Automated ARAT Scoring Using Multimodal Video Analysis, Multi-View Fusion, and Hierarchical Bayesian Models: A Clinician Study
Tamim Ahmed, Thanassis Rikakis
TL;DR
This paper tackles the challenge of time-consuming and variable manual ARAT scoring in stroke rehabilitation. It introduces a multimodal framework that fuses SlowFast, I3D, and TimeSformer pipelines with OpenPose keypoints and object data across multiple views, augmented by Hierarchical Bayesian Models for interpretable movement-quality inferences. A clinician dashboard consolidates task scores, execution times, and impairment diagnostics, with a clinical study (n=5 clinicians) analyzing 500 automated video ratings. The approach achieves 89.0% validation accuracy with late fusion and 91.0% ARAT score agreement, while HBMs align with manual assessments, suggesting practical, scalable impact for automated, interpretable ARAT scoring in clinical settings.
Abstract
Manual scoring of the Action Research Arm Test (ARAT) for upper extremity assessment in stroke rehabilitation is time-intensive and variable. We propose an automated ARAT scoring system integrating multimodal video analysis with SlowFast, I3D, and Transformer-based models using OpenPose keypoints and object locations. Our approach employs multi-view data (ipsilateral, contralateral, and top perspectives), applying early and late fusion to combine features across views and models. Hierarchical Bayesian Models (HBMs) infer movement quality components, enhancing interpretability.
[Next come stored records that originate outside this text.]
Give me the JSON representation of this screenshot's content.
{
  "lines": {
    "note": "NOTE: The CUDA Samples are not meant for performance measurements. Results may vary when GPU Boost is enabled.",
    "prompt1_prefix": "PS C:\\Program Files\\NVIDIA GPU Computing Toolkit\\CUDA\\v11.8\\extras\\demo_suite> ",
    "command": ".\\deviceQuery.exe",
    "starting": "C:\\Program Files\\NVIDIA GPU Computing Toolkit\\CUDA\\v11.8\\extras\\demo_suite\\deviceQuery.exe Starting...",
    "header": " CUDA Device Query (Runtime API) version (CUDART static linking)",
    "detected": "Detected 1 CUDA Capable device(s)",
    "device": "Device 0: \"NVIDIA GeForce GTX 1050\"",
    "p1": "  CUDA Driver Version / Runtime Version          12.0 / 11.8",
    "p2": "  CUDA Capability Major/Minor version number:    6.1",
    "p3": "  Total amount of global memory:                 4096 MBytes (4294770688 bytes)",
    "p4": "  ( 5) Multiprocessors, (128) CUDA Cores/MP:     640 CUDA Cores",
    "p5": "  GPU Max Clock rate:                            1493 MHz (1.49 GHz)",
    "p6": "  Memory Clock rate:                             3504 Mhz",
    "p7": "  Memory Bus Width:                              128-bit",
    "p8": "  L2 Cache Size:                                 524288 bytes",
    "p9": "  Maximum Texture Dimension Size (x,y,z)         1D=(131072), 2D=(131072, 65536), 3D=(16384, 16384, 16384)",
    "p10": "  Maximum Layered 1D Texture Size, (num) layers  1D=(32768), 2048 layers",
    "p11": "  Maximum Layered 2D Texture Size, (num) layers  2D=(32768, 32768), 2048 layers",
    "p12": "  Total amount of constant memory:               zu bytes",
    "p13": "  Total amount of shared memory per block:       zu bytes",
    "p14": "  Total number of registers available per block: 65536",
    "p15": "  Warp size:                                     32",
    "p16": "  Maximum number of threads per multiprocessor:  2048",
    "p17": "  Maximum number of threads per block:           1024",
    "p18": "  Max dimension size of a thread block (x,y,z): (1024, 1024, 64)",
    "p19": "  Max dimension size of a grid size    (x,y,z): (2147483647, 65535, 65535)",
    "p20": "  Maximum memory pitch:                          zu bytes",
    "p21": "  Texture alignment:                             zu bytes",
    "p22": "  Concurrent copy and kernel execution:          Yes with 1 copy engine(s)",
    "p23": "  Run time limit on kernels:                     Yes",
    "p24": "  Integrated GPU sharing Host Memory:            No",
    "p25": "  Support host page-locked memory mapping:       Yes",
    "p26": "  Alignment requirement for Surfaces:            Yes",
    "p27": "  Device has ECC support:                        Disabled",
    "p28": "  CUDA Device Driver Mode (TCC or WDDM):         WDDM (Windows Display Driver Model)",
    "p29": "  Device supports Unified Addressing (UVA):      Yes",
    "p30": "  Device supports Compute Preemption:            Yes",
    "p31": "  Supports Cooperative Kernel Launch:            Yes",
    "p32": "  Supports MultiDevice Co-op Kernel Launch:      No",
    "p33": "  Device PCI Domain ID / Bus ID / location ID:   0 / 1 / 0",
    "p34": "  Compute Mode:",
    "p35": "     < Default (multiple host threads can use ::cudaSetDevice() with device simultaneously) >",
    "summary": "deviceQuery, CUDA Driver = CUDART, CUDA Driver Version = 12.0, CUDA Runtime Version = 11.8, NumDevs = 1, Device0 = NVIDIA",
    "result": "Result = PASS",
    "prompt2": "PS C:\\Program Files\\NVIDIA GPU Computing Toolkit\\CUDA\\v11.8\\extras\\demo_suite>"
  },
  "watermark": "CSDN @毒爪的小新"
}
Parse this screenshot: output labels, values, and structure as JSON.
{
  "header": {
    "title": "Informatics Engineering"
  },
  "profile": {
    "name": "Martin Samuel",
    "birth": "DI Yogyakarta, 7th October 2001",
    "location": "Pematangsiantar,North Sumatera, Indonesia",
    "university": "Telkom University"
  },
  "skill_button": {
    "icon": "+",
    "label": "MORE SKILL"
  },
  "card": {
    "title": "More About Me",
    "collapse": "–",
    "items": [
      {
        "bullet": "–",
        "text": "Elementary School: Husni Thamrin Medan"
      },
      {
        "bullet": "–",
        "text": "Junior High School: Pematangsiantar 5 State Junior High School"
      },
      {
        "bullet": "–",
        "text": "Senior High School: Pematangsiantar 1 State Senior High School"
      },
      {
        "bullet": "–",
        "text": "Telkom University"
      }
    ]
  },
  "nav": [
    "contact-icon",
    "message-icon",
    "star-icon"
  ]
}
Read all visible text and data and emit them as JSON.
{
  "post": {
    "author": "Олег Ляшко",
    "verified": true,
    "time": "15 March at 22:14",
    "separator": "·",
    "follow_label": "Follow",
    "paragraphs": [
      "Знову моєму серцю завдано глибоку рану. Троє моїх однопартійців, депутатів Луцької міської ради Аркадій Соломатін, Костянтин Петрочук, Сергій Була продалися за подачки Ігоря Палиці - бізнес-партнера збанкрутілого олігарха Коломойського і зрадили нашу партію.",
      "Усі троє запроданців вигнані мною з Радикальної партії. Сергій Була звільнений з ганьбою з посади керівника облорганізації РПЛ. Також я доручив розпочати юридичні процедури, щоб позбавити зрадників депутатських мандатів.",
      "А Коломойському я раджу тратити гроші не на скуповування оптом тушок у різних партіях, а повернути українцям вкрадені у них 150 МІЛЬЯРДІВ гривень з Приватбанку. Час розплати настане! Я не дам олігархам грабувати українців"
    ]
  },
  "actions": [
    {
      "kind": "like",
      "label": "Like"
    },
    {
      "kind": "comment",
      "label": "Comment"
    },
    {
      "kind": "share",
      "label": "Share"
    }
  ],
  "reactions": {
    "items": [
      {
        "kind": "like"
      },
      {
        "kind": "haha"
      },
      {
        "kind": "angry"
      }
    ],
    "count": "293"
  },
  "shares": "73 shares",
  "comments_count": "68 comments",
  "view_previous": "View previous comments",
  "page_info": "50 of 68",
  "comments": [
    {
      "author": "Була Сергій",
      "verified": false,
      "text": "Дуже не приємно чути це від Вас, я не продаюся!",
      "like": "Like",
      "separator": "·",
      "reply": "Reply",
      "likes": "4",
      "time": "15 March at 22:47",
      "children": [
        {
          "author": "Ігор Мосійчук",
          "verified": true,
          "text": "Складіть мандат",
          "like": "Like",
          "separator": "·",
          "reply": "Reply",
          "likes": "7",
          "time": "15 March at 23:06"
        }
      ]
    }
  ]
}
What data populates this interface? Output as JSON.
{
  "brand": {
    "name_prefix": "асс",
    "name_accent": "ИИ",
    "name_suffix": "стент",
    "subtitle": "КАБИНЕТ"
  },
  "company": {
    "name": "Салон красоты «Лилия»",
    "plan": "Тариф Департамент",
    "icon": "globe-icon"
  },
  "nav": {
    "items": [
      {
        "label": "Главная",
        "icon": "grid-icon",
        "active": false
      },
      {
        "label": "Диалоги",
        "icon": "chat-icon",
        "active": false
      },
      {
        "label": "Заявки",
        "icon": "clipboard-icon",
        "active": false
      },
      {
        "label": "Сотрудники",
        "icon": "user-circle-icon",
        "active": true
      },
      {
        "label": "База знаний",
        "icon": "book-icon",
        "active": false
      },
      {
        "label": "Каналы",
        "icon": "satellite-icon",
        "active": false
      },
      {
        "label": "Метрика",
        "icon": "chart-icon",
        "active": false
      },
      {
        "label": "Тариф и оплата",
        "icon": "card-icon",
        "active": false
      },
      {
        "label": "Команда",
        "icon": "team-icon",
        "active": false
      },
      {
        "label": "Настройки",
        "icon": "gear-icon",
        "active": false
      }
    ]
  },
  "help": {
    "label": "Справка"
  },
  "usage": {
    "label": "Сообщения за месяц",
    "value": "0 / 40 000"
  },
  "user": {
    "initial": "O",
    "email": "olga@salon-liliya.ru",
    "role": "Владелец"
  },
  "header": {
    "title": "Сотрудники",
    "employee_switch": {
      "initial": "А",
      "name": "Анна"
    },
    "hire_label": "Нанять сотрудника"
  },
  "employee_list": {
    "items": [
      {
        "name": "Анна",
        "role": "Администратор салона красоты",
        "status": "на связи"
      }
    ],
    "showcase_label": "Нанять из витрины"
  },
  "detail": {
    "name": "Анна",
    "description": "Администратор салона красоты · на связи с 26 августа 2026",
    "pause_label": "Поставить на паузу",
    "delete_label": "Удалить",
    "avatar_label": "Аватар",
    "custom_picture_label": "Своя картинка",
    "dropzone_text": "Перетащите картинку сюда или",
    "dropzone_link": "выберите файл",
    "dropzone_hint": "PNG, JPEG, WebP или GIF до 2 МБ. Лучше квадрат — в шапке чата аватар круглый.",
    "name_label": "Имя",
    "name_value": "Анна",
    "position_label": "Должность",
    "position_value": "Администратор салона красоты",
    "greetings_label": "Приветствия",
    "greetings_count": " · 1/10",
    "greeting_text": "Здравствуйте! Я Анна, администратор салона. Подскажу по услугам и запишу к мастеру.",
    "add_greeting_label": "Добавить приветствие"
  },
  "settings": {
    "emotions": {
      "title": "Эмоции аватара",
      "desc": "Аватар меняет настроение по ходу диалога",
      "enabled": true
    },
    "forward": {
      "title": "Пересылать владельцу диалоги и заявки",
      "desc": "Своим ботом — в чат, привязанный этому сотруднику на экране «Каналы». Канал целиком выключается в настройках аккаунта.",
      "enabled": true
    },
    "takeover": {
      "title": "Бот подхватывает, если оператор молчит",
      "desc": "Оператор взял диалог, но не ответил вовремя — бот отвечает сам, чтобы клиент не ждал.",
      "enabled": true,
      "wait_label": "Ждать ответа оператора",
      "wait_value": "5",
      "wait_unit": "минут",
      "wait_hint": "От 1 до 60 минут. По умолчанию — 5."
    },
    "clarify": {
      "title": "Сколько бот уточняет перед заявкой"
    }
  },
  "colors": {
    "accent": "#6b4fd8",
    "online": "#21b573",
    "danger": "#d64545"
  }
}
A clinician dashboard displays task scores, execution times, and quality assessments. We conducted a study with five clinicians who reviewed 500 video ratings generated by our system, providing feedback on its accuracy and usability. Evaluated on a stroke rehabilitation dataset, our framework achieves 89.0% validation accuracy with late fusion, with HBMs aligning closely with manual assessments. This work advances automated rehabilitation by offering a scalable, interpretable solution with clinical validation.